STRATEGI KHUSUS PEMULIHAN ASET DALAM PEMBERANTASAN KORUPSI
PENDAHULUAN Komisi Pemberantasan Korupsi (KPK) lahir karena perubahan jaman. Dari Orde Baru yang tertutup menuju Orde Reformasi yang sangat terbuka. Disisi lain, penyakit korupsi begitu kronis menggerogoti bangsa ini.
Dalam menjalankan fungsi tersebut, KPK bertindak dengan cara yang extra ordinary, karena sifat dari tindak pidana korupsi itu sendiri yang masuk dalam kelompok pidana luar biasa Dalam UU No.
30 Tahun
2002 dideklarasikan dengan gamblang
bahwa
korupsi adalah
masalah/kejahatan yang luar biasa (extra ordinary crime). Hal ini memberi KPK mandat dalam melaksanakan tugas dan wewenangnya haruslah secara sepesifik atau exstra ordinary dan tidak “konvensional”. KPK tidak bisa hanya mengedepankan Penindakan saja. Langkah itu tak akan berhasil guna secara optimal tanpa ada upaya Pencegahan. Berapa pun koruptor ditangkap akan muncul generasi baru koruptor. Karena itu harus juga diikuti upaya Pencegahan seperti membangun sistem yang antikorupsi, membangun karakter antikorupsi maka akan tumbuh generasi antikorupsi. Sementara, upaya Pencegahan juga tak berhasil secara maksimal tanpa diikuti langkah tegas Penindakan,. Karena itu tugas Penindakan dan Pencegahan harus dilakukan secara simultan dengan kecepatan yang sama.
Dalam pandangan penulis tugas Penindakan itu harus ditujukan untuk mencapai dua tujuan besar yakni : mengembalikan uang negara sebesar-besarnya dan mampu menciptakan deterrent effect. Sementara Pencegahan harus ditujukan pada terbentuknya tata kelola pemerintahan yang bersih dan akuntabel, karakter antikorupsi masyarakat dalam semua level, dan meningkatkan peran serta/dukungan masyarakat dalam pemberantasan korupsi.

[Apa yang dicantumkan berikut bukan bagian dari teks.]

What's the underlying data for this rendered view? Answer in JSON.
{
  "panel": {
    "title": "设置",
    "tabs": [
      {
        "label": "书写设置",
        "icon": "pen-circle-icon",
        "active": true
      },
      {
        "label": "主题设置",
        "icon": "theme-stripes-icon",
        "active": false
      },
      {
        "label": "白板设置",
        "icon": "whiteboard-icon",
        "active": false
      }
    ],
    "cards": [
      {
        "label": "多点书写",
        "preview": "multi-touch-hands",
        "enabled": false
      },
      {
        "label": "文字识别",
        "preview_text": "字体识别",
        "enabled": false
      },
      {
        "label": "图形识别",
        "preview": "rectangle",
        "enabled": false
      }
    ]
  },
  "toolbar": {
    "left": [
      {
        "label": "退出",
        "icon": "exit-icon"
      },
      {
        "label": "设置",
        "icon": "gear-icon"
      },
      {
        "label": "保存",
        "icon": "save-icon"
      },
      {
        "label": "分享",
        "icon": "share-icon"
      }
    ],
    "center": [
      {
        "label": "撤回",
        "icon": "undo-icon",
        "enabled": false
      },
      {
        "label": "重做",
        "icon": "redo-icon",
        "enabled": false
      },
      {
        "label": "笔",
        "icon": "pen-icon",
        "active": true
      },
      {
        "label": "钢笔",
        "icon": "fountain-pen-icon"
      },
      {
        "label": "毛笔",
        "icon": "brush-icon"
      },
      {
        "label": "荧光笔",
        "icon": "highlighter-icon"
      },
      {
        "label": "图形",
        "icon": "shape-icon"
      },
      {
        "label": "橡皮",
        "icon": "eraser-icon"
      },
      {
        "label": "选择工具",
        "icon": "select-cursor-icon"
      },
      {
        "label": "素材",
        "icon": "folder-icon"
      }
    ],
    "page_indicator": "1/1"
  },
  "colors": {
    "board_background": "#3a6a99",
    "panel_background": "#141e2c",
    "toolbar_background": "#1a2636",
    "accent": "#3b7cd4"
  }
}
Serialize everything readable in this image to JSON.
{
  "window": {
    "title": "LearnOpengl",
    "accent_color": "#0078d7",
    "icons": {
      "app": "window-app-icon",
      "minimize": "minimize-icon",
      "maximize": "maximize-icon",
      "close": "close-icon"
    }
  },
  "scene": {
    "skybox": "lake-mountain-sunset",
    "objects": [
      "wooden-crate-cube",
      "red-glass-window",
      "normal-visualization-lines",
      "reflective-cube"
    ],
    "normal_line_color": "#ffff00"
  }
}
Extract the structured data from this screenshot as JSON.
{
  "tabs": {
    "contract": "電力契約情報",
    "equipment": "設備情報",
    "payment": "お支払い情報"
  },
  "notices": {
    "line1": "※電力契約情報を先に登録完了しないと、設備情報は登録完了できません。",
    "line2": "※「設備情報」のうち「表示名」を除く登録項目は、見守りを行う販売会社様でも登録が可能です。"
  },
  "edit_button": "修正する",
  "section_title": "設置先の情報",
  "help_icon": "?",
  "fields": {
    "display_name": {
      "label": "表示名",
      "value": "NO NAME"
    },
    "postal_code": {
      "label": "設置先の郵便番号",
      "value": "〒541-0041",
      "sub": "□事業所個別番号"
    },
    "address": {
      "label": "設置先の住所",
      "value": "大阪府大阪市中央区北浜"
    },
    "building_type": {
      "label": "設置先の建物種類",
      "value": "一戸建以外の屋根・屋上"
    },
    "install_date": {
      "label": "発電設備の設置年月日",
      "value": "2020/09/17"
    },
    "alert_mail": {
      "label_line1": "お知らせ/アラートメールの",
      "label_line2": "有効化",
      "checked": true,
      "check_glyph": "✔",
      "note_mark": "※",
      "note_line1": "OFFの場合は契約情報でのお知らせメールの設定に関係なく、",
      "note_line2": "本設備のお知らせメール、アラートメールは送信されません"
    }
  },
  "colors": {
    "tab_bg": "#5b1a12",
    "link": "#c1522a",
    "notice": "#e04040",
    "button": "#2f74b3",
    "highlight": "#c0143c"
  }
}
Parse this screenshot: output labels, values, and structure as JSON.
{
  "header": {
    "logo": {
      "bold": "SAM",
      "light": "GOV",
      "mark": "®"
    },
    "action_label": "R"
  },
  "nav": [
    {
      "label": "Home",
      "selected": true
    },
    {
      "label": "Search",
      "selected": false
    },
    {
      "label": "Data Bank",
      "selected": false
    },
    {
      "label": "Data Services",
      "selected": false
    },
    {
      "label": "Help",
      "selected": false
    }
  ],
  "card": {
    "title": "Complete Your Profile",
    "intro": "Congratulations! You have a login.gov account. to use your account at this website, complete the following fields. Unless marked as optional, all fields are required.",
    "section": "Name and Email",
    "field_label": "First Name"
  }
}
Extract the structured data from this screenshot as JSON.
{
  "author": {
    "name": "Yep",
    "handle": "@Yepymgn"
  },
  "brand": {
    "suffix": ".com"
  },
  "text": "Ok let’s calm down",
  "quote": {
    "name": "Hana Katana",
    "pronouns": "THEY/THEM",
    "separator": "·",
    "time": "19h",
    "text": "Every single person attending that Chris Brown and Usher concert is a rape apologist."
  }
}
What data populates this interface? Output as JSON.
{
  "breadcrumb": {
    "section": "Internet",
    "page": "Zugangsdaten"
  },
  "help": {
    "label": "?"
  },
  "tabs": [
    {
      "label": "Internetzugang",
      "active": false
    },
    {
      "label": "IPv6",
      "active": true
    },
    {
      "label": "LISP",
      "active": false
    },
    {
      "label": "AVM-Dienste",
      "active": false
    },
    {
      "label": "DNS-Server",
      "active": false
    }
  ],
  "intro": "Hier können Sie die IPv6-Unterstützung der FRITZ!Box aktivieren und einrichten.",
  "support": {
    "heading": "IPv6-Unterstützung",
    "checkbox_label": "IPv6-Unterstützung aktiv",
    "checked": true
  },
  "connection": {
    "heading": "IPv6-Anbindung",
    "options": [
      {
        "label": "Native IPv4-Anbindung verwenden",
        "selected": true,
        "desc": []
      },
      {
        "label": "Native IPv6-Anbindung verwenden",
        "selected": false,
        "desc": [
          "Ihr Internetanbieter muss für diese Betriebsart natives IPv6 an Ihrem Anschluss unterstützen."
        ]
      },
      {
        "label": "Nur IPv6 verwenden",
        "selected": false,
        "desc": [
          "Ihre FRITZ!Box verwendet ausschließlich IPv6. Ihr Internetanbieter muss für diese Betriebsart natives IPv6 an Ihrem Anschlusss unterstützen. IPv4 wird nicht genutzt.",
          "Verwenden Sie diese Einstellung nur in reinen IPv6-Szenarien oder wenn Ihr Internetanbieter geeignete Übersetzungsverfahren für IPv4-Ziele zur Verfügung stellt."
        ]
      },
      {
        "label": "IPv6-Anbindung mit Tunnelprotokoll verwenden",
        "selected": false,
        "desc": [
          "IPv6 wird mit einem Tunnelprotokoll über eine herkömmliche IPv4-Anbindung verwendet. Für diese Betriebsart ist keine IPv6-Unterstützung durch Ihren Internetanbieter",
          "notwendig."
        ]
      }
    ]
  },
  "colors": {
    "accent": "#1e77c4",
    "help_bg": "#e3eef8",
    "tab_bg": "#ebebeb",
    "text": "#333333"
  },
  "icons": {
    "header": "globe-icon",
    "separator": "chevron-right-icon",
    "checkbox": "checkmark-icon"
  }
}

Penulis mencoba membagi makalah ini dalam tiga bahasan sesuai dengan materi pertanyaan yang disampaikan. Ketiganya adalah Penindakan, Koordinasi-Supervisi dan Capacity Building
PENINDAKAN Sesui dengan amanat UU No 30 Tahun 2002 , tugas penindakan KPK meliputi penyelidikan, penyidikan dan penuntutan. Kewenangan KPK dalam bidang Penindakan ini sebenarnya tidak jauh berbeda dengan kewenangan Kejaksaan dalam mengusut perkara-perkara korupsi. Memang ada beberapa perbedaan namun lebih kepada kewenangan khusus yang dimiliki oleh KPK. Namun secara garis besar kewenangan KPK dengan Kejaksaan sama. Perbedaan yang bersifat khusus itulah yang kemudian bisa membedakan tupoksi KPK dan Kejaksaan maupun Kepolisian dalam melaksanakan kewenangan penindakan. Beberapa diantaranya misalnya, berkaitan dengan 2 alat bukti permulaan . Jika Kepolisian dan Kejaksaan dalam mengusut tindak pidana korupsi, menemukan 2 alat bukti tersebut di tingkat penyidikan, sehingga disimpulkan penetapan tersangka maka KPK untuk memperoleh 2 alat bukti permulaan yang cukup dilakukan dalam proses penyelidikan (pasal 44 ayat 2 UU 30 Tahun 2002). Disisi yang lain, secara tidak langsung berimbas pada KPK yang tidak diberi kewenangan untuk mengeluarkan SP3 (Surat Perintah Penghentian Penyidikan).maupun Penuntutan (pasal 40 UU 30 th 2002) Karena dalam proses penyelidikan KPK harus benar-benar memperoleh dua alat bukti permulaan yang cukup. sehingga ketika proses penyidikan, tidak ada lagi keraguan tentang bukti-bukti. Setelah melalui proses penyidikan, kewenangan yang lain adalah penuntutan. Dalam penuntutan KPK membawa perkara ke sidang Pengadilan Tipikor. Disinilah dibutuhkan kepiwaian jaksa KPK dalam membuktikan dakwaan di sidang pengadilan. Jika proses penyidikan yang dilakukan oleh tim penyidik tidak firm maka jaksa penuntut KPK akan mengalami kesulitan dalam menyusun dakwaan atau tuntutan. Karena Jaksa tidak mampu membuktikan di siding pengadilan, maka Hakim akan melihat berdasarkan keyakinannya dari bukti-bukti yang disampaikan oleh jaksa di sidang pengadilan,. Disinilah sebuah perkara yang disidangkan di Pengadilan Tindak Pidana Korupsi bisa diputus bebas.. Putusan bebas yang dijatuhkan oleh hakim tentu sangat mungkin, jika hal yang penulis sampaikan diatas. Hakim, berdasarkan keyakinan tentu memiliki independensi dalam melihat fakta dan bukti bukti di persidangan. Baik berdasarkan keterangan saksi, terdakwa, ahli maupun dari bukti-bukti yang ada. Dan tentu dimungkinkan hakim memutus perkara korupsi dengan memutus bebas.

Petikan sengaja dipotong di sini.